The second tranche, $24.66 million of school bonds, Series 2024B, saw 5s of 6/2025 at 3.35%, 5s of 2029 at 2.91%, 5s of 2034 at 3.47% and 5s of 2036 at 3.58%, callable 6/30/2032.

In the competitive market, St. Johns County, Florida, (Aaa/AA+//) sold $105.17 million of special obligation revenue bonds, Series 2024A, to Jefferies, with 5s of 10/2025 at 3.15%, 5s of 2029 at 2.81%, 5s of 2034 at 3.22%, 5s of 2039 at 3.60% and 5s of 2044 at 3.95%, callable 10/1/2034.

AAA scales
Refinitiv MMD’s scale saw large cuts outside of one year: The one-year was at 2.93% (+5) and 2.75% (+18) in two years. The five-year was at 2.74% (+18), the 10-year at 3.07% (+15) and the 30-year at 3.94% (+15) at 3 p.m.

The ICE AAA yield curve was cut 10 to 14 basis points in spots: 2.96% (+10) in 2025 and 2.74% (+14) in 2026. The five-year was at 2.70% (+14), the 10-year was at 3.01% (+12) and the 30-year was at 3.82% (+12) at 3:30 p.m.

The S&P Global Market Intelligence municipal curve was cut eight to 17 basis points: The one-year was at 2.96% (+8) in 2025 and 2.75% (+13) in 2026. The five-year was at 2.74% (+17), the 10-year was at 3.03% (+14) and the 30-year yield was at 3.87% (+13) at 3 p.m.

Bloomberg BVAL saw large cuts outside of one year: 2.87% (+7) in 2025 and 2.69% (+14) in 2026. The five-year at 2.70% (+17), the 10-year at 3.02% (+18) and the 30-year at 3.90% (+15) at 3:30 p.m. 

Treasuries were weaker.

The two-year UST was yielding 4.077% (+4), the three-year was at 4.028% (+5), the five-year at 4.049% (+4), the 10-year at 4.237% (+3), the 20-year at 4.588% (+3) and the 30-year at 4.511% (+1) at the close.

Primary to come
The California Community Choice Financing Authority is set to price this week $1.125 billion of Clean Energy Project green revenue bonds, Series 2024D. RBC Capital Markets.

The Virginia Small Business Financing Authority (//BBB/) is set to price Thursday $166.685 million of revenue bonds, consisting of $143.665 million of Series 2024A, $9.48 million of Series B-1 entrance fee redemption bonds and $13.54 million of Series B-2 entrance fee redemption bonds. HJ Sims.

The Conroe Independent School District, Texas, (Aaa/AAA//) is set to price Thursday $129.49 million of PSF-insured unlimited tax refunding bonds, serials 2026-2036. Jefferies.

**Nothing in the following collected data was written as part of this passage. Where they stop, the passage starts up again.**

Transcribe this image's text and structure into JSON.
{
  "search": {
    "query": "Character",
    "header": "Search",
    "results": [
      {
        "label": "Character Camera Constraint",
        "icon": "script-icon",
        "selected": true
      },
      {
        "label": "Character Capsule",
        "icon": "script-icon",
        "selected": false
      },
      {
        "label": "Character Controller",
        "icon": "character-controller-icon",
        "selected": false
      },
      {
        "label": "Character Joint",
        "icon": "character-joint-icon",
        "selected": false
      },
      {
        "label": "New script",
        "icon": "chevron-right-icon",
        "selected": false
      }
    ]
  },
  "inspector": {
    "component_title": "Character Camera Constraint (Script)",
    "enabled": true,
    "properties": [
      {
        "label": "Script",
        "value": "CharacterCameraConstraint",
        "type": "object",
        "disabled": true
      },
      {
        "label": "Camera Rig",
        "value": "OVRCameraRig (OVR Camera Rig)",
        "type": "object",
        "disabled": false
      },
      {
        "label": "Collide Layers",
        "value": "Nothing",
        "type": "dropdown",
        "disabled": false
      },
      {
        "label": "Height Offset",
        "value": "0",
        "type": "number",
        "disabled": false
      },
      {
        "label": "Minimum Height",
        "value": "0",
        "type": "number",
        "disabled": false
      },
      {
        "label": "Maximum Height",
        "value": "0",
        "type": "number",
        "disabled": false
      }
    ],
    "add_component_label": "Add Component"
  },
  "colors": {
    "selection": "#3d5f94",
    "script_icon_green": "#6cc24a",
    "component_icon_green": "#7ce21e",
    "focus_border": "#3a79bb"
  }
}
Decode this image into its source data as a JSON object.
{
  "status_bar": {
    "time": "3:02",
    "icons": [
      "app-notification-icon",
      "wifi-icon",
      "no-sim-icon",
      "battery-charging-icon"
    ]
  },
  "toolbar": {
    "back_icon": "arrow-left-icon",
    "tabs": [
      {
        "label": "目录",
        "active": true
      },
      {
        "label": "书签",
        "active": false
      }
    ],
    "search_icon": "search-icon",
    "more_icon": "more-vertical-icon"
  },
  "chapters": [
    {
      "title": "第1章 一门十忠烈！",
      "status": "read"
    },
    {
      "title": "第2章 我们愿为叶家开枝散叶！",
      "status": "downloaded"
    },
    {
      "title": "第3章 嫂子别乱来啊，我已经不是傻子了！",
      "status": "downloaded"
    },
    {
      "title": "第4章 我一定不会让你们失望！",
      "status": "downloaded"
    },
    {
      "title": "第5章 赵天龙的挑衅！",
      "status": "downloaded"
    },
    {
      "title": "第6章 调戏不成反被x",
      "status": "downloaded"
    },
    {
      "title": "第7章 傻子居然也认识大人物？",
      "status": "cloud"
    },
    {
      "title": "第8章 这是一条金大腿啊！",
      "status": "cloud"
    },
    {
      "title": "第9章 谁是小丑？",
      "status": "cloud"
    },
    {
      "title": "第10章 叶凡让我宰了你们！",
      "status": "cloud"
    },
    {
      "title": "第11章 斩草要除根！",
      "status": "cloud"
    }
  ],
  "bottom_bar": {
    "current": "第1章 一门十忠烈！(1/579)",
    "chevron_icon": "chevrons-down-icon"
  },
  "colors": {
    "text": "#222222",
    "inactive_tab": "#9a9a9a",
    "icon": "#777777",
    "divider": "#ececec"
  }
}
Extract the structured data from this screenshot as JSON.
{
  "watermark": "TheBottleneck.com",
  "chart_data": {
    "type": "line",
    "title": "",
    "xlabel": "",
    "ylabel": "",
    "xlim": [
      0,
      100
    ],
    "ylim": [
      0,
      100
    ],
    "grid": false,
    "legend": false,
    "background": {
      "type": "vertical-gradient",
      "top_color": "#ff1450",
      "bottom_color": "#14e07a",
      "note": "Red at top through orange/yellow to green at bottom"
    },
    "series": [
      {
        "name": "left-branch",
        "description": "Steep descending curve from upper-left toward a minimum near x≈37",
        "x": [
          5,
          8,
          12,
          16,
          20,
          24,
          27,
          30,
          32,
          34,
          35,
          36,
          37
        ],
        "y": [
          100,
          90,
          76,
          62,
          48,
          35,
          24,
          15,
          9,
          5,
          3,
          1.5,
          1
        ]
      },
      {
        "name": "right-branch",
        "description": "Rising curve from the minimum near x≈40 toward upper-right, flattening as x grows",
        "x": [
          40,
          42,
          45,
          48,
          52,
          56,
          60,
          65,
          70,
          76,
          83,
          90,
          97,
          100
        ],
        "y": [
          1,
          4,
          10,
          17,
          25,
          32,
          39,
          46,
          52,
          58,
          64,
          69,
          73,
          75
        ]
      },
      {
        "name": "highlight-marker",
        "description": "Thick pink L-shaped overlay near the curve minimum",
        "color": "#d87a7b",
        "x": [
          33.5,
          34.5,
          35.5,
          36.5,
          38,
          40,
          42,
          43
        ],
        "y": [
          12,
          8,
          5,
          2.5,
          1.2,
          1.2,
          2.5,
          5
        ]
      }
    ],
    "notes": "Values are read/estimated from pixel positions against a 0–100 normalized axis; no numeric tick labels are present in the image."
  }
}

The Maryland Health and Higher Educational Facilities Authority (A1/A+//) is set to price Thursday $117.015 million of Lifebridge Health Issue revenue bonds, terms 2049, 2054. BofA Securities.

The Intermountain Power Agency, Utah, (Aa3//AA-/) is set to price Thursday $114.62 million of tax-exempt and taxable power supply revenue bonds. Goldman Sachs.

The Ohio Water Development Authority (/AAA//) is set to price Thursday $102.02 million of Fresh Water Revolving Fund water development refunding revenue bonds, serial 2025-2042. Jefferies.